Greece’s image in terms of corruption is at long last beginning to improve.
The country has now moved up one spot on Transparency International’s Corruption Perceptions Index (CPI) for 2020, which ranks countries by their corruption levels as perceived by experts in the international community.
Therefore, the list does not measure actual levels of corruption, but rather how others view the country in terms of the menace.
With a score of 50 out of 100, with zero indicating rampant corruption and 100 radical transparency, Greece now ranks 59th on the list of 180 countries.
Notably, This is the highest rank the country has every received on the comprehensive list.
In 2019, the country received a score of 48, and sat at the 60th position.
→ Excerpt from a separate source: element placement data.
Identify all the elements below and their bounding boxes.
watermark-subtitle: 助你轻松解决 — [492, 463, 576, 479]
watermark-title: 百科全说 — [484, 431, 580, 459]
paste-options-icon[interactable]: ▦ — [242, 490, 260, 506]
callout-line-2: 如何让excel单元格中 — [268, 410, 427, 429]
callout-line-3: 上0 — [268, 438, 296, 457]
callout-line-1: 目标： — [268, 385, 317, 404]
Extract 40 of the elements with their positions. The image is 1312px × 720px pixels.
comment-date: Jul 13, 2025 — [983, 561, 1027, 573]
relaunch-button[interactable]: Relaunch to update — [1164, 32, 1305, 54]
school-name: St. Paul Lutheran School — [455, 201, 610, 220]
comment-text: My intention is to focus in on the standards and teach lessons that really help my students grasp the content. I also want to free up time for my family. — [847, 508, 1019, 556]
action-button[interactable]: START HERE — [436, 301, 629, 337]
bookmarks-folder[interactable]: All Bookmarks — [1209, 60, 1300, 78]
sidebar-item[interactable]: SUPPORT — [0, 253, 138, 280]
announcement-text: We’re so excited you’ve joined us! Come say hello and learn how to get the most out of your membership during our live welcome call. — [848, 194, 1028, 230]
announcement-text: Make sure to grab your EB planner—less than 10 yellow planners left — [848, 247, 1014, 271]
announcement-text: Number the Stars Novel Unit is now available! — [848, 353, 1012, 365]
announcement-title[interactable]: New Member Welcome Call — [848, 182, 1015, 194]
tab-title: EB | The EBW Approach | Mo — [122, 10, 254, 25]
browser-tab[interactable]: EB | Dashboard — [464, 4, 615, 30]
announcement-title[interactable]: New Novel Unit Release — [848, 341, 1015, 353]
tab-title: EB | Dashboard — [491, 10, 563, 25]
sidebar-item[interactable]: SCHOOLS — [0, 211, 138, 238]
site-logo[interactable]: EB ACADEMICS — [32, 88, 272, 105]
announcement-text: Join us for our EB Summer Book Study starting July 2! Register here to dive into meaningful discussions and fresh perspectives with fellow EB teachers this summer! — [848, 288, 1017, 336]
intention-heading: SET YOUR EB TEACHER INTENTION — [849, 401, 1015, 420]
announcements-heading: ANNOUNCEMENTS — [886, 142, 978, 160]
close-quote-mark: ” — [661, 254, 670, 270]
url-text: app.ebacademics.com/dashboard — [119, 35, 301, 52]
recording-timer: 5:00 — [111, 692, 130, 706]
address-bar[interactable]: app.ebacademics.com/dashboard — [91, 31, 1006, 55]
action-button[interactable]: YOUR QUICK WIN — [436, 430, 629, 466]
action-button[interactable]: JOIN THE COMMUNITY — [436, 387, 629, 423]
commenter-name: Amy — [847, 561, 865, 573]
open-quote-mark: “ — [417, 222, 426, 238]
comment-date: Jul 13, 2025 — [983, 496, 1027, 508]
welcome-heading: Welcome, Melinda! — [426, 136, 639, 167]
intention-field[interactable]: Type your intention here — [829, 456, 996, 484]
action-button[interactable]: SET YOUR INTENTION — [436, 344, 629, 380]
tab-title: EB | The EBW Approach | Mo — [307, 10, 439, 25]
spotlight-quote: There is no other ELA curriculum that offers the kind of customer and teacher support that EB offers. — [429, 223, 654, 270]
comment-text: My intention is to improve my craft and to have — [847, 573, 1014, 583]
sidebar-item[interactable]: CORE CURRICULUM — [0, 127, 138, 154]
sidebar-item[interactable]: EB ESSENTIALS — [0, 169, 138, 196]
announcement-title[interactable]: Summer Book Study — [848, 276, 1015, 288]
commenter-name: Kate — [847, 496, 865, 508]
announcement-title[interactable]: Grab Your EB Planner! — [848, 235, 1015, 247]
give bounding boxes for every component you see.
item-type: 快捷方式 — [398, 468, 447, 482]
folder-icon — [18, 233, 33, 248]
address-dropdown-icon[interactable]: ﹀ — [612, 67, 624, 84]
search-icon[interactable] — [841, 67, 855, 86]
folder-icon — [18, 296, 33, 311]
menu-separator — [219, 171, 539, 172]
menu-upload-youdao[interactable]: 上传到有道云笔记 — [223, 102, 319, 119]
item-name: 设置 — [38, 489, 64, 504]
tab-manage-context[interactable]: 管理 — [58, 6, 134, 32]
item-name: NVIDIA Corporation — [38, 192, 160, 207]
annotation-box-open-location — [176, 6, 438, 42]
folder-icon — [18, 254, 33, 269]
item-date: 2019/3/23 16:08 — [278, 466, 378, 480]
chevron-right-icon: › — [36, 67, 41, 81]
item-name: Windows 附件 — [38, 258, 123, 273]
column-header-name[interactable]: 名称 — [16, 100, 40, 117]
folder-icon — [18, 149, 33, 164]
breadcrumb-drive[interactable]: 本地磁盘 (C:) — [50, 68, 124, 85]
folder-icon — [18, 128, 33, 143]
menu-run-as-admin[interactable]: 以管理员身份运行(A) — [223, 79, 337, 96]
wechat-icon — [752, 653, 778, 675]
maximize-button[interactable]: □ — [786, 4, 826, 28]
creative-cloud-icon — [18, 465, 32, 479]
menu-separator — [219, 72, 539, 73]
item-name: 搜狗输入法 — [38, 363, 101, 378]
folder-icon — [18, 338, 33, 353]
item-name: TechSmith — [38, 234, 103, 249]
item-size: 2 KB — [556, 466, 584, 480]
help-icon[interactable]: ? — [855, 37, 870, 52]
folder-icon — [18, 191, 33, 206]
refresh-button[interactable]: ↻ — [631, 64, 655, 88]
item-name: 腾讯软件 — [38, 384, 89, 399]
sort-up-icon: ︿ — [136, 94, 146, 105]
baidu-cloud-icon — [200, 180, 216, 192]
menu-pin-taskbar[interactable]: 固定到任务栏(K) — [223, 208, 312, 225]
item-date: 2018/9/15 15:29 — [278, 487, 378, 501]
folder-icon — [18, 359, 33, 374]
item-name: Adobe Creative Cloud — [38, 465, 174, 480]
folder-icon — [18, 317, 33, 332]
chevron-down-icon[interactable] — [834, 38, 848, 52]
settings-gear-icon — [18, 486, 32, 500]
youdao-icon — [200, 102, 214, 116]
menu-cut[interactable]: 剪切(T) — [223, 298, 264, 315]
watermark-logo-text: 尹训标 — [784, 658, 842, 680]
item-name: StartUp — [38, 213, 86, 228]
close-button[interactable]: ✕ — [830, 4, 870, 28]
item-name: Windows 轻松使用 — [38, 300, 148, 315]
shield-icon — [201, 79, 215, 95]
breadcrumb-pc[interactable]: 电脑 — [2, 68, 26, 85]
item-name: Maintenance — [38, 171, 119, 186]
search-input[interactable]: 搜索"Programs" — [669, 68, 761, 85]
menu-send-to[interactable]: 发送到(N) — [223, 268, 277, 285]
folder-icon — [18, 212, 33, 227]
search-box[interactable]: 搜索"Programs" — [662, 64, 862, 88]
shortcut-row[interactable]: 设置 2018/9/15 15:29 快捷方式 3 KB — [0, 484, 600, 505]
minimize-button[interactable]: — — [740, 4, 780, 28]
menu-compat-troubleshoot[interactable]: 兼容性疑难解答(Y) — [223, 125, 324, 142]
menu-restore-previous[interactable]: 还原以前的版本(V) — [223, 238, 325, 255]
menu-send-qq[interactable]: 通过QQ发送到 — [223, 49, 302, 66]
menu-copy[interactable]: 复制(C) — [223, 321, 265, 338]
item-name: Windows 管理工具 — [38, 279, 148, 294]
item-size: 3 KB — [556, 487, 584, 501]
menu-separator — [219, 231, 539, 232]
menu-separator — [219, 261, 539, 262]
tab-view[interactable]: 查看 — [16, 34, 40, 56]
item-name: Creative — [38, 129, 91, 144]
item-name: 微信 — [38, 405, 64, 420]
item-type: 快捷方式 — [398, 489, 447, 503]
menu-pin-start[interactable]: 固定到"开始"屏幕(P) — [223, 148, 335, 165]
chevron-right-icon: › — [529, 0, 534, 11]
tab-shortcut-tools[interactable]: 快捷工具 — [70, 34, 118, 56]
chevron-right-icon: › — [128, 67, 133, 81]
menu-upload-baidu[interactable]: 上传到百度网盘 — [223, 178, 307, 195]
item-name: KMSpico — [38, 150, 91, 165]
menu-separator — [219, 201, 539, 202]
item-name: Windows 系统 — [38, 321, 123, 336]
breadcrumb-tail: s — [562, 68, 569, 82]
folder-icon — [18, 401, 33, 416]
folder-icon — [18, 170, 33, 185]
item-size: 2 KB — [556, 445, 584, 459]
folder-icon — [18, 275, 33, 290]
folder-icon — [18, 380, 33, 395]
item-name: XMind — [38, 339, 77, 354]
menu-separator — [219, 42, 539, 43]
Greece’s score on the CPI has improved greatly in recent years, as the country’s tally has moved up 14 points since 2012.
Transparency International owes this vast improvement to a series of anti-corruption reforms put in place in the country after 2012, in the wake of the disastrous financial crisis.
New Zealand and Denmark at top, Somalia and South Sudan at bottom of corruption list
Shockingly, more than two-thirds of the 180 countries included in the CPI have a score under 50, with an average corruption score of just 43.
New Zealand and Denmark consistently rank at the very top of the list, as both countries are tied for 88 points. Sitting at the 25th place on the index, the US was awarded 67 points.
War-torn Syria, Somalia, and South Sudan have the lowest scores on the CPI, with Syria receiving just 14 points, and Somalia and South Sudan racking up a measly 12.
According to the CPI, the lowest-scoring countries in the European Union are Romania, Bulgaria, and Hungary, who all share 44 points out of 100.